Micro DC motors can be equipped with planetary gearboxes and spur gear reducers. Most reducers have plastic or metal input gears, which can reduce noise during high-speed operation. Metal gears are used in high torque scenarios.

When choosing a gearbox, it is important to remember that changes in the gearbox position not only affect the output speed and torque level on the output shaft, but also have a greater impact.

1、 Bounce

Tooth clearance is a characteristic of the gearbox and gear system structure, allowing for bi-directional shaft clearance. This may be caused by excessive tolerances in gear design, time-varying tooth wear, and slight machining errors during gear cutting. It is measured on the output shaft of the gearbox and typically varies between 1 and 7 degrees. The back gap depends on the load and will increase with the increase of the load. Gaps can cause significant errors in the positioning system and should be compensated for. Usually, the shaft encoder is installed on the micro motor shaft instead of the output gear shaft of a small DC gear reducer micro motor. This means that the armature position of the micro motor can differ from the expected position of the output gear shaft by the backlash of the gear. A 3 ° angle on the output shaft of the gearbox may indicate hundreds of encoder pulses on the micro motor, depending on the resolution of the encoder and the ratio of the gearbox. For example, if a 512 pulse shaft encoder is used and the transmission ratio of the gearbox is 43:1, a 3 ° backlash on the gearbox output shaft may mean that the system generates a maximum of 183 encoder errors.

By applying load tension on the shaft before starting movement, clearance can be eliminated in one direction.
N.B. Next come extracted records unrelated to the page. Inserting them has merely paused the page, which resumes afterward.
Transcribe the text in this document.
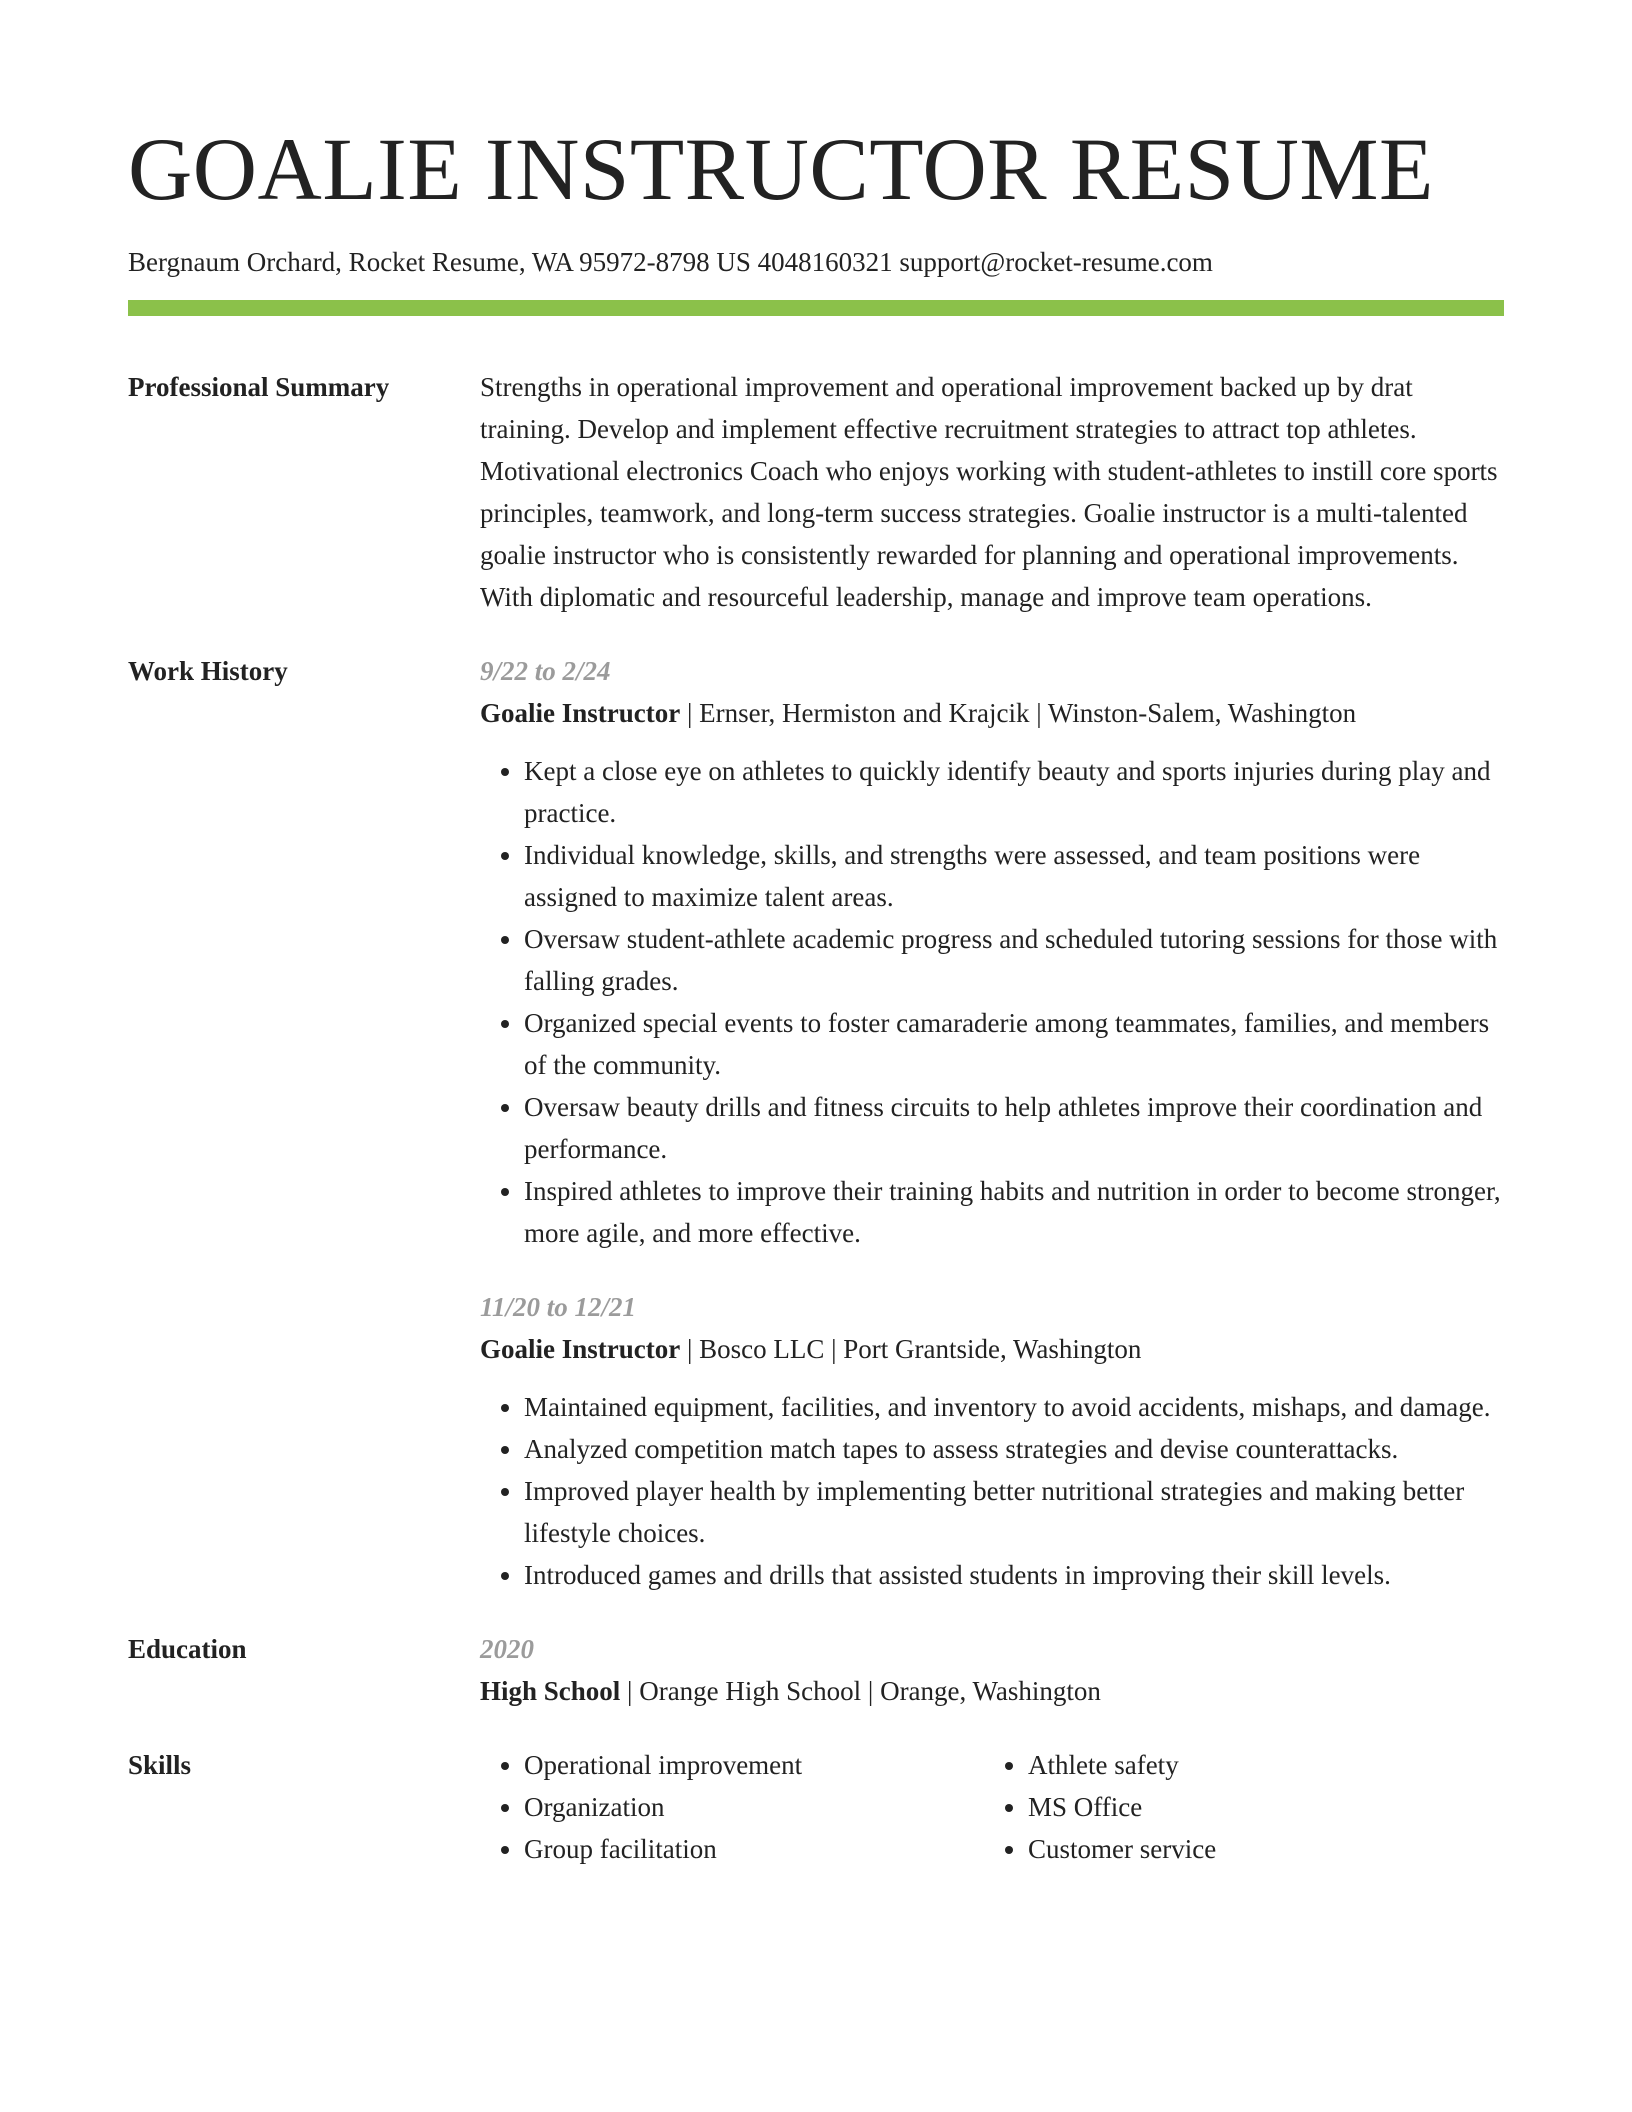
GOALIE INSTRUCTOR RESUME
Bergnaum Orchard, Rocket Resume, WA 95972-8798 US 4048160321 support@rocket-resume.com
Professional Summary	Strengths in operational improvement and operational improvement backed up by drat training. Develop and implement effective recruitment strategies to attract top athletes. Motivational electronics Coach who enjoys working with student-athletes to instill core sports principles, teamwork, and long-term success strategies. Goalie instructor is a multi-talented goalie instructor who is consistently rewarded for planning and operational improvements. With diplomatic and resourceful leadership, manage and improve team operations.
Work History	9/22 to 2/24
Goalie Instructor | Ernser, Hermiston and Krajcik | Winston-Salem, Washington
• Kept a close eye on athletes to quickly identify beauty and sports injuries during play and practice.
• Individual knowledge, skills, and strengths were assessed, and team positions were assigned to maximize talent areas.
• Oversaw student-athlete academic progress and scheduled tutoring sessions for those with falling grades.
• Organized special events to foster camaraderie among teammates, families, and members of the community.
• Oversaw beauty drills and fitness circuits to help athletes improve their coordination and performance.
• Inspired athletes to improve their training habits and nutrition in order to become stronger, more agile, and more effective.
11/20 to 12/21
Goalie Instructor | Bosco LLC | Port Grantside, Washington
• Maintained equipment, facilities, and inventory to avoid accidents, mishaps, and damage.
• Analyzed competition match tapes to assess strategies and devise counterattacks.
• Improved player health by implementing better nutritional strategies and making better lifestyle choices.
• Introduced games and drills that assisted students in improving their skill levels.
Education	2020
High School | Orange High School | Orange, Washington
Skills
•	Operational improvement
• Organization
• Group facilitation
• Athlete safety
• MS Office
• Customer service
For more dynamic bidirectional applications, gaps can be compensated electronically by comparing external absolute encoders with shaft encoders. It is possible to program motion control electronic devices to correct positional errors

The zero backlash reducer mechanically eliminates backlash. They are dual channel spur gear reducers, with each channel pre tightened to eliminate shaft clearance.

2、 Bearing selection

Ball bearings are commonly used in applications with high radial and axial shaft loads. In some cases, using ball bearings can increase audible noise. Please refer to the gearbox data sheet for axle load specifications. Sintered bearings can be used for applications with lower torque, characterized by lower radial shaft load and constant load characteristics. Ceramic bearings are alternative products for cost sensitive applications, where extending service life and improving radial load-bearing capacity are crucial.
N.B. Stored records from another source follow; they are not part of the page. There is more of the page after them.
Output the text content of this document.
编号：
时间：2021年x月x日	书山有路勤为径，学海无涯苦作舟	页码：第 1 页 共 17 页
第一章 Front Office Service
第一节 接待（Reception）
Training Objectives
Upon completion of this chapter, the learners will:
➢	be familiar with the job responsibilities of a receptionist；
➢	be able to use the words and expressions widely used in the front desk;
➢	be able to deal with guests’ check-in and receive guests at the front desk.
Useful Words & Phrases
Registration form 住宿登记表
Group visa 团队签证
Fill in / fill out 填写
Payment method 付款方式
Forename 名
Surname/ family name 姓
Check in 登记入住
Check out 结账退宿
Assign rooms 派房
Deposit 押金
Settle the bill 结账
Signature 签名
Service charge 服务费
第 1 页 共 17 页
Extra caution should be taken when pressing the components into the output shaft of the gearbox. We recommend not to exceed the rated compression force specified in the gearbox data sheet. This will damage the bearings and internal gears themselves. In some cases, the gearbox shaft bearings (only ball bearings) are pre installed with small waveform washers below the fixed rings of the bearings. Exceeding the compression force specifications on the data sheet will damage the waveform washer and counteract the preload on the bearing. This will affect the performance of the bearings and should always be avoided.

3、 Lubrication

The lubrication of gears and bearings may be the decisive factor in the performance of the gearbox. The bearing system and gear system of the gearbox are lubricated for life. No need for further lubrication, it is not recommended to do so. The use of unapproved lubricants on or around gearboxes or micro motors may have a negative impact on their functionality and expected lifespan.
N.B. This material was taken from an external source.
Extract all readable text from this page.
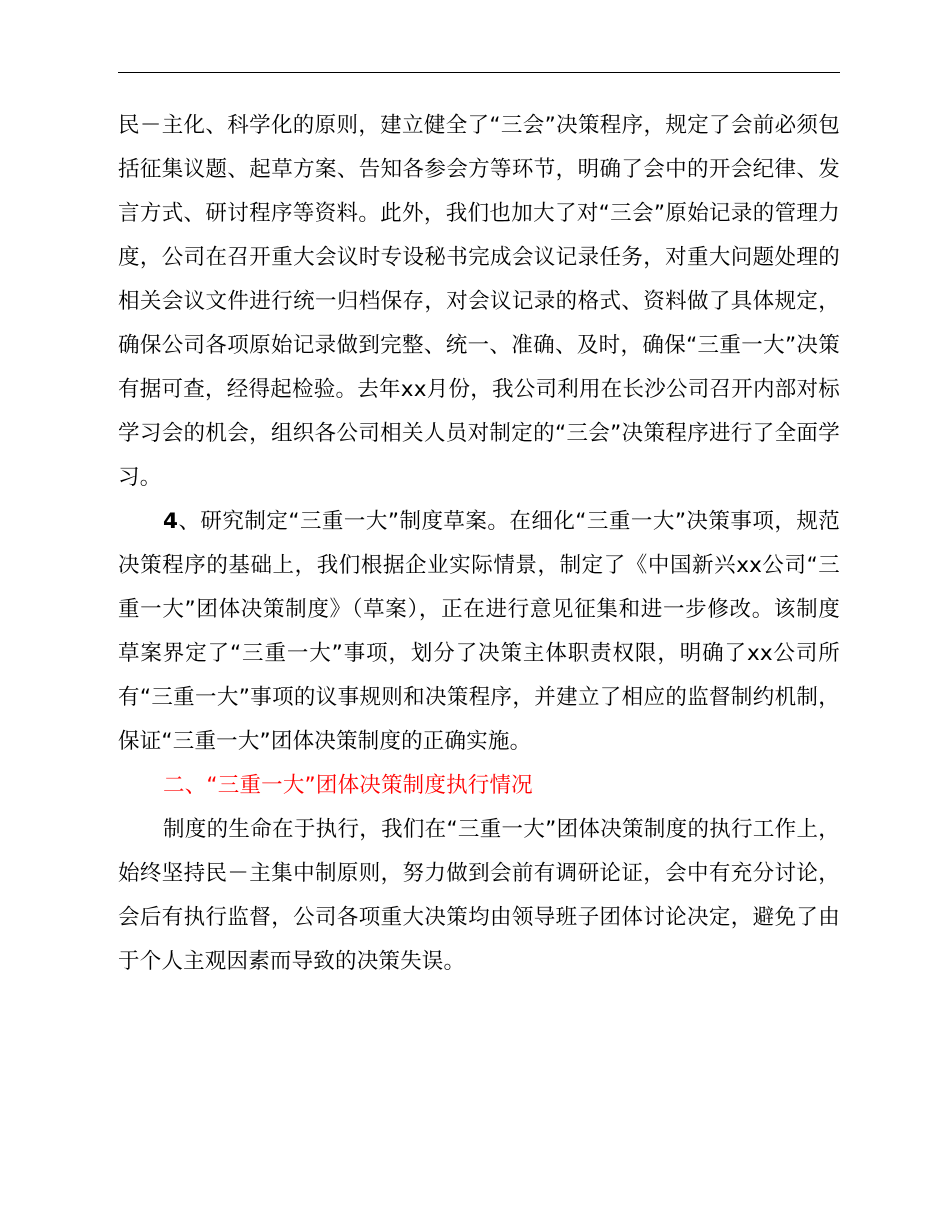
民－主化、科学化的原则，建立健全了“三会”决策程序，规定了会前必须包括征集议题、起草方案、告知各参会方等环节，明确了会中的开会纪律、发言方式、研讨程序等资料。此外，我们也加大了对“三会”原始记录的管理力度，公司在召开重大会议时专设秘书完成会议记录任务，对重大问题处理的相关会议文件进行统一归档保存，对会议记录的格式、资料做了具体规定，确保公司各项原始记录做到完整、统一、准确、及时，确保“三重一大”决策有据可查，经得起检验。去年xx月份，我公司利用在长沙公司召开内部对标学习会的机会，组织各公司相关人员对制定的“三会”决策程序进行了全面学习。

4、研究制定“三重一大”制度草案。在细化“三重一大”决策事项，规范决策程序的基础上，我们根据企业实际情景，制定了《中国新兴xx公司“三重一大”团体决策制度》（草案），正在进行意见征集和进一步修改。该制度草案界定了“三重一大”事项，划分了决策主体职责权限，明确了xx公司所有“三重一大”事项的议事规则和决策程序，并建立了相应的监督制约机制，保证“三重一大”团体决策制度的正确实施。

二、“三重一大”团体决策制度执行情况

制度的生命在于执行，我们在“三重一大”团体决策制度的执行工作上，始终坚持民－主集中制原则，努力做到会前有调研论证，会中有充分讨论，会后有执行监督，公司各项重大决策均由领导班子团体讨论决定，避免了由于个人主观因素而导致的决策失误。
The standard lubricant for reduction gears is formulated to provide the best service life with minimal current consumption under no-load conditions. Specially lubricated gear systems can also be used for extended temperature and vacuum environments.

4、 Input speed and rotation direction

The input speed specifications on the precision gearbox data sheet refer to the recommended input speed for maximizing the lifespan of the gearbox. It can be considered as the average safety value of the operation. The application may not require the maximum service life of the gearbox, and according to performance requirements, it can safely exceed this input speed specification. All gearboxes are reversible. In the micro motor data table, you may see an equal or unequal symbol. Don't let this confuse you. This simply means that when a positive voltage is applied to the positive terminal of the micro motor and a negative voltage is applied to the positive terminal of the micro motor, the output shaft of the reducer is proportional to or not equal to the direction of rotation of the micro motor.

5、 Locked rotor and reverse drive

Usually, we do not recommend blocking the gearbox when the micro motor is powered on. Due to the wide speed ratio range of the gearbox, even in low current situations, the micro motor has sufficient power. If the gearbox is blocked or stalled, it can "overload" the gearbox. This means that the torque generated on the micro motor is sufficient to peel off the gears and even cut off the output shaft in the rear stage of the reducer. If it is necessary to block the gearbox to stop it, careful consideration should be given to setting appropriate current limits in the application.

It is not recommended to drive the gearbox in reverse. Reverse drive refers to applying a torque to the output shaft of the gearbox, which in turn drives the input stage of the gearbox. This can damage the gearbox in various ways, including causing it to get stuck or simply breaking the output shaft.